To reveal the means by which information is preserved as it is in genetics, physicists now understand that, like DNA, all materials possess definitive properties, or distinctive capabilities, which are identical in every regard to data itself. Simply in looking to our night skies, for example, we see that they are absolutely teeming with detailed information about the entire universe, fully preserved even after many light years of unending travel.
Of course, while Darwin taught us that all species are relative, Einstein then showed us that everything is ultimately relative. So in applying selection to all of physics, these two very similar theories are further united, as is science itself and as never before. Universel selection is therefore a logical extension of not only Darwin's work but Einstein's. Like living things, nonbiological phenomena too are self-adapted to the universe through the simplest physics possible, and our knowledge of such together reveals the relative order behind everything known.

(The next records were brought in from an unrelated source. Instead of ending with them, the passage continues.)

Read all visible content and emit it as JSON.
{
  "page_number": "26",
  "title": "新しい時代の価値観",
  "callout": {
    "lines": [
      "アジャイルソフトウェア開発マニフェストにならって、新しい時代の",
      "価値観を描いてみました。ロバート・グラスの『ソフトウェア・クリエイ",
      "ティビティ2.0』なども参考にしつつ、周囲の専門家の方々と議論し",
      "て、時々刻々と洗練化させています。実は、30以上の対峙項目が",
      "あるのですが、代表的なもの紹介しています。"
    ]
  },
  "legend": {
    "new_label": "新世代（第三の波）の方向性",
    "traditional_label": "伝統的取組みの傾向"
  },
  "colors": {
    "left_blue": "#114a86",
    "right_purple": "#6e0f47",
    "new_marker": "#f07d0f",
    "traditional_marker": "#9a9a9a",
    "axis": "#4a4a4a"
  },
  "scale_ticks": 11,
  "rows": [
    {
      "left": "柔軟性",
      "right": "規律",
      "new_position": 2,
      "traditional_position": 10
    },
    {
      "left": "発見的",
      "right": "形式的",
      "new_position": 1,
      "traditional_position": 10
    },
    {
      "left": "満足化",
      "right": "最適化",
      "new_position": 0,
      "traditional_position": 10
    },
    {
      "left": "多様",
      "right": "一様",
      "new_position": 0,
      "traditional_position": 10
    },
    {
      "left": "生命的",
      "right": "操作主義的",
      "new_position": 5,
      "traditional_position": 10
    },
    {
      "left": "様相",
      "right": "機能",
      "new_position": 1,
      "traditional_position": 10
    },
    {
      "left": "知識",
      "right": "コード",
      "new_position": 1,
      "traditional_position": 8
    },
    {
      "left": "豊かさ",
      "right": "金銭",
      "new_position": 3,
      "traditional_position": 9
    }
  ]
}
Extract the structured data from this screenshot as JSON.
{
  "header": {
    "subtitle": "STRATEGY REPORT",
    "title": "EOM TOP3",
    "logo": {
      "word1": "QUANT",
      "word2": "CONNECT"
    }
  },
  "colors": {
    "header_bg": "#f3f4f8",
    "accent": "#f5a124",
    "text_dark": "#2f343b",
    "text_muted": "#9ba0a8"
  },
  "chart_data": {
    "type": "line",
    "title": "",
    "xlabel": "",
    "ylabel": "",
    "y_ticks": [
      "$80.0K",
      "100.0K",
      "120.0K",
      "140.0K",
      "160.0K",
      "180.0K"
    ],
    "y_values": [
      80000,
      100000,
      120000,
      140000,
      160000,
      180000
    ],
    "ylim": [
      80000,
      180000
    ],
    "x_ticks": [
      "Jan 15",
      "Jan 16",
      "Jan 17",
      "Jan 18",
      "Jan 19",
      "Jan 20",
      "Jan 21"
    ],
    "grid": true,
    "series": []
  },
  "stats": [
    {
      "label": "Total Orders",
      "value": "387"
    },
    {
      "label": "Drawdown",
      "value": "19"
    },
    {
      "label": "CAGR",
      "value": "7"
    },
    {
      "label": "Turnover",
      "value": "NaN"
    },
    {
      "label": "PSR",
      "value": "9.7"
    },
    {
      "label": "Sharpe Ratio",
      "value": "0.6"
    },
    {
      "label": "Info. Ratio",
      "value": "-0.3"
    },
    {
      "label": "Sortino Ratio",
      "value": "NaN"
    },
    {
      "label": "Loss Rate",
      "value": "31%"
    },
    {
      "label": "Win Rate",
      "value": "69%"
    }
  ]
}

The book that shook the world has therefore been rewritten, and it is logically titled The Origin of Everything. In short, selection explains the evolution of the innumerable phenomena not only in biology, but in every science immaginable. Although the Second Darwinian Revolution is therefore upon us, The Origin of Everything reveals many of the means by which selection utterly transforms even our modern interpretation of life, Nature and, however incredibly, their outright self-organization. This work illuminates the powerful principle which led not only to the inevitable formation of our universe, our planet, and even life, but to their enormous measures of stability as well. Of course, it also gave rise to Earth's many stable lifeforms and eventually even to ourselves as the most adaptive and, arguably, the most stable phenomenon of all. With our own advent in particular, we are then able to see how blind selection, prevalent from the beginning of time, has now given rise to true and rational selection. In effect, an understanding in terms of survival of the fittest even reveals the continuous and ever-present means by which the cosmos itself has now evolved to the point that it has become, of all things, self-aware. Explaining the formation of lasting phenomena throughout our cosmos, Kelley therefore demonstrates that this ubiquitous principle is the missing piece throughout Natural Science in its entirety. He has thus revealed what appears in every regard as the most fundamental law of existence itself--i.e., maitain stability or altogether desist.